De acordo com a SES, a confirmação é de uma menina de indígena, de 4 anos, moradora da zona rural de Bertópolis, no Vale do Jequitinhonha, que morreu no Hospital de Pronto-Socorro João XXIII, na região Centro-Sul de Belo Horizonte.
Segundo a pasta, a criança da tribo Maxakali apresentava quadro de encefalite viral, uma infecção do sistema nervoso que provoca a inflamação do cérebro. A menina, no entanto, não apresentava sinais de "mordedura ou arranhadura por morcego".
Outros três casos já foram confirmados: o primeiro registro é de um paciente de 12 anos, do sexo masculino, que veio a óbito no início de abril. O segundo é de uma adolescente, também de 12 anos, atestado em 19 de abril. A menina veio a óbito dias depois. Segundo a SES, ambos os casos estão relacionados a mordidas pelo mesmo morcego.
O terceiro caso foi atestado em 26 de abril, após os exames constatarem que um menino, de 5 anos, também havia falecido em decorrência da enfermidade. Segundo o Governo de Minas, a criança não apresentava sinais de mordedura por morcego.
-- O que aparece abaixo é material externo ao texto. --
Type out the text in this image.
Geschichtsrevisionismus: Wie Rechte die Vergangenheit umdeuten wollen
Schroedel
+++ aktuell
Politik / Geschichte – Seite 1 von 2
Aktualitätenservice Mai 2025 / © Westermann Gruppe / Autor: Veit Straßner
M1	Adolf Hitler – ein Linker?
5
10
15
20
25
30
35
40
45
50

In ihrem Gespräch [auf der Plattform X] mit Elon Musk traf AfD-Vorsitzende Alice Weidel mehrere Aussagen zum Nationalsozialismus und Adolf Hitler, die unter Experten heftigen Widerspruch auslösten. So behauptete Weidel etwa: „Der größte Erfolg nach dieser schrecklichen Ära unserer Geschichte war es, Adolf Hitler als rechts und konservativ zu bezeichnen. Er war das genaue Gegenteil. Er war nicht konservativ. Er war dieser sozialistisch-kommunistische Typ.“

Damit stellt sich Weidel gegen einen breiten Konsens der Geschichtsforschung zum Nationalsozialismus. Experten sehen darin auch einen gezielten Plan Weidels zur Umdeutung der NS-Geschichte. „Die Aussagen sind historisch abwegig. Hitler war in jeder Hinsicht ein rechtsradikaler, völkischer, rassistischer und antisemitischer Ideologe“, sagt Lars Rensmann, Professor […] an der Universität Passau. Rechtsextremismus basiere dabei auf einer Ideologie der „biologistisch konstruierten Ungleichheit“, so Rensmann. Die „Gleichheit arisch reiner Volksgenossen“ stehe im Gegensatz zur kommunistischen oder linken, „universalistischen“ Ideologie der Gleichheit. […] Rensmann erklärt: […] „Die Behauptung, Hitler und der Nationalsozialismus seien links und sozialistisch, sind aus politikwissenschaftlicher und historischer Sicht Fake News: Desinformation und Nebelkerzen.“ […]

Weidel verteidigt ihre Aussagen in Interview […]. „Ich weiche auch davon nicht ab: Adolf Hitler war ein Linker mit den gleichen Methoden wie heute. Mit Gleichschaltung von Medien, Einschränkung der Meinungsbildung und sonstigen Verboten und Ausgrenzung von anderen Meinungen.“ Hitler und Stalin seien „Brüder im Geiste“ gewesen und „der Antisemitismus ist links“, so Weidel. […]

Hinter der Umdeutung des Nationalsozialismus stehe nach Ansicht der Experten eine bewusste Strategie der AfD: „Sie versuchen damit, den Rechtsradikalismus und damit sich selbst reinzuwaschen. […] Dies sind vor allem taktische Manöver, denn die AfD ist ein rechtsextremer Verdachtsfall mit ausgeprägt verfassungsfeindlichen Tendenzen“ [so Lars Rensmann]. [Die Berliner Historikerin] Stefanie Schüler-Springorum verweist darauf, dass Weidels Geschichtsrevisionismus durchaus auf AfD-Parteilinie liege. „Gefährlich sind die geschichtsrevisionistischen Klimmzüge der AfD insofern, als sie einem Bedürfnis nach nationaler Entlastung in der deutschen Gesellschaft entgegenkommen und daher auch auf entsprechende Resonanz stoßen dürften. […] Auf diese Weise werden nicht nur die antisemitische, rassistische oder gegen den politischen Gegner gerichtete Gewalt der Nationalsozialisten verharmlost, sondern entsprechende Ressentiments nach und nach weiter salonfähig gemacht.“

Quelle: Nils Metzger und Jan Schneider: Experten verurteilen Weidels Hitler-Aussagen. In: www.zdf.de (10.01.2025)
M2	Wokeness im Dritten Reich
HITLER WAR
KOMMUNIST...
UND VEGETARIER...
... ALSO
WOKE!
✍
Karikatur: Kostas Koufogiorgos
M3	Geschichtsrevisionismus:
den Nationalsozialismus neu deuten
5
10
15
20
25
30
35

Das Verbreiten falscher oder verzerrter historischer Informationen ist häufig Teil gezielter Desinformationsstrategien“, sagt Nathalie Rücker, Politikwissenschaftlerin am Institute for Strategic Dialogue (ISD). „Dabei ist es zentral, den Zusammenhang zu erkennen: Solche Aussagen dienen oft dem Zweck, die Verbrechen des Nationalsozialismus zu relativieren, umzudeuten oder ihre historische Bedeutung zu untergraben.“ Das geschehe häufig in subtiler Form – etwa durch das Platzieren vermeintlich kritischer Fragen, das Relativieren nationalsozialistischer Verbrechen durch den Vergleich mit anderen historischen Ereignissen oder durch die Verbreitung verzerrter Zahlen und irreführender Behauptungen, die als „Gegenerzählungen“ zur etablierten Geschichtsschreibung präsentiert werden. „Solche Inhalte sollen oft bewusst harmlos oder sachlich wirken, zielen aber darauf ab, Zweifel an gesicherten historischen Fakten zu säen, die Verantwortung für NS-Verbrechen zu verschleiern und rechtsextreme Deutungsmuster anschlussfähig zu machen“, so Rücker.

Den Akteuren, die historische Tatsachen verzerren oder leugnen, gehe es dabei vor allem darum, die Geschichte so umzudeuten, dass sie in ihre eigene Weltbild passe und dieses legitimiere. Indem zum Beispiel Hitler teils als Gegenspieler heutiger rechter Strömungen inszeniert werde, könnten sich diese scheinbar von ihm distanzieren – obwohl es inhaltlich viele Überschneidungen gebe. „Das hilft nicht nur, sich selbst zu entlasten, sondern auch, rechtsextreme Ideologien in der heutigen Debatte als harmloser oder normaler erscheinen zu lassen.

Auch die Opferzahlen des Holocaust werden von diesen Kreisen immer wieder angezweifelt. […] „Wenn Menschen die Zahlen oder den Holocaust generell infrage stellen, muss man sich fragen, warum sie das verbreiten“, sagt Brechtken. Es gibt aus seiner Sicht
Todos os óbitos registrados são indivíduos da etnia Maxacali e viviam na reserva indígena de Pradinho, também em Bertópolis.
Um outro caso suspeito, de uma menina de 11 anos, teve resultado laboratorial descartado para raiva. A paciente teve as amostras coletadas devido ao parentesco com o segundo caso confirmado, no entanto, permaneceu em leito clínico, estável e em observação até a conclusão dos exames laboratoriais. Ela recebeu alta no início de maio.
Novo caso suspeito
O executivo estadual também comunicou nesta sexta que investiga um novo caso de paciente internado com suspeita de raiva humana. Trata-se de um adolescente de 17 anos, morador da zona rural de Teófilo Otoni, na região do Vale do Mucuri.
O jovem foi internado na última terça-feira (13) apresentando sintomatologia neurológica. O paciente segue internado o resultado do exame laboratorial que vai confirmar ou não a doença.
Conforme a SES, o garoto não tem histórico de exposição a animal suspeito.
Ações de prevenção
Na tentativa de evitar mais mortes, o Estado adotou medidas emergenciais, como a vacinação imediata de mais de duas mil pessoas - cobertura vacinal de 98,5%, e animais da região.
“Outras 2.267 pessoas já tomaram a segunda dose (90,6%), observando-se um intervalo de no mínimo sete dias. Um total de 755 cães e gatos já haviam sido vacinados na zona rural de Bertópolis e região”, diz a nota.